Developing An Instructional Model to Replace the High-Enrollment Lecture

Grant program: Teaching and Learning Development Grant (TLDG)

Grant recipient: John Nesbit, Faculty of Education

Project team: Elisa Vandenborn and Farimah Salimi, research assistants

Timeframe: May 2012 to January 2013

Funding: $8,200

Course addressed: EDUC 220 – Introduction to Educational Psychology

Final report: View the teams’s final project report (PDF).

From the final report: "Students expressed strong interest in and support for the interviews conducted with guest experts. After class, there was often a group of students crowding around the guest expert and asking questions." … Read more >>

Description: A lecture-tutorial course enrolling over 200 undergraduates will be revised so that students have more opportunities for interacting with the instructor. The new instructional model will have some students attending class in person and others attending via a teleconferencing system. Data will be collected and analysed to investigate students’ attitudes, experiences, and achievement while using the new instructional model. 

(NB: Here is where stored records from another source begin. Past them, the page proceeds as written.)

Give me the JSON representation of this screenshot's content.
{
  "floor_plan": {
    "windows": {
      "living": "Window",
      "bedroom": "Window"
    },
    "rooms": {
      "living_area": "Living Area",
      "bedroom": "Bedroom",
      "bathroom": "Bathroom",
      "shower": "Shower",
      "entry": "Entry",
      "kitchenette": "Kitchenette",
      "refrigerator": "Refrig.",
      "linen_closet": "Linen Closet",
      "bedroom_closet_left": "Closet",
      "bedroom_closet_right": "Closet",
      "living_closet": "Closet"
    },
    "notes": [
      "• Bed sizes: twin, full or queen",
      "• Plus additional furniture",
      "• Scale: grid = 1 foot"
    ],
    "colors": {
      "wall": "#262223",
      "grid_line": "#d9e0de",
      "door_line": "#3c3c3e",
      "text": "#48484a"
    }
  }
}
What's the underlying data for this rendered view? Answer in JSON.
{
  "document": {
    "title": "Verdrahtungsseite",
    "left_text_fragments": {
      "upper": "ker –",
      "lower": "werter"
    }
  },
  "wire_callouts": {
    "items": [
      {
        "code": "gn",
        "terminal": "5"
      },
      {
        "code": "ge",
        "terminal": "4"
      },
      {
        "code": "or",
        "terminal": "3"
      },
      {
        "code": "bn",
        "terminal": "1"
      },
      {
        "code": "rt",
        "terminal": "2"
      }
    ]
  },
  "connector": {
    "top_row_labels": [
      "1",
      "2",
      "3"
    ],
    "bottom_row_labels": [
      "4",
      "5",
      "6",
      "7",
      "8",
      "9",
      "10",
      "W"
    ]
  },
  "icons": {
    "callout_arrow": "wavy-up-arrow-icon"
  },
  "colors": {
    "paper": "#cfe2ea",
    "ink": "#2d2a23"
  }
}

Elements of the model will likely:

  • require each tutorial section (~16 students) to attend in person two instructor-led meetings per term, and to prepare questions and comments for that meeting
  • require each tutorial
section to attend online
two instructor-led
meetings per term, and
to participate in polling
and brief commenting
via the teleconferencing system
  • display input from the online section on a large screen during the meeting
  • allow optional attendance in the instructor-led meetings for students in other sections. Non-attending students will need to access the recording.
  • in half the instructor-led meetings, introduce and interview a guest expert (PhD student or faculty member) who specializes in the topic of the week
  • retain but adapt the multiple TA-led tutorial section meetings

A graduate student, who is a former teaching assistant (TA) for the course, will assist in developing and evaluating the instructional model. We will adapt the current content of the course (including current lecture material, assessments, and tutorial learning activities) to align with the new model. We will administer a questionnaire that assesses students’ perceptions of major features of the model. We will also interview a small number of students to gather more detailed data about their experiences with the model. To assess learning outcomes, I will use many of the same test items as in a previous semester of the course so that test scores can be compared.

Question addressed: The question to be investigated is whether an alternative instructional model would be positively perceived by students and lead to similar or greater achievement outcomes compared with the traditional lecture-tutorial model while maintaining the same instructor-student ratio, physical facilities and registration protocols as a typical, high-enrollment, course at SFU.

Knowledge sharing: We will write a report presenting the results of our analysis of the quantitative and qualitative data. We will present the report at a suitable conference. Under the auspices of the Teaching and Learning Centre, I will gladly meet with other instructors to advise them in implementing the instructional model in their courses.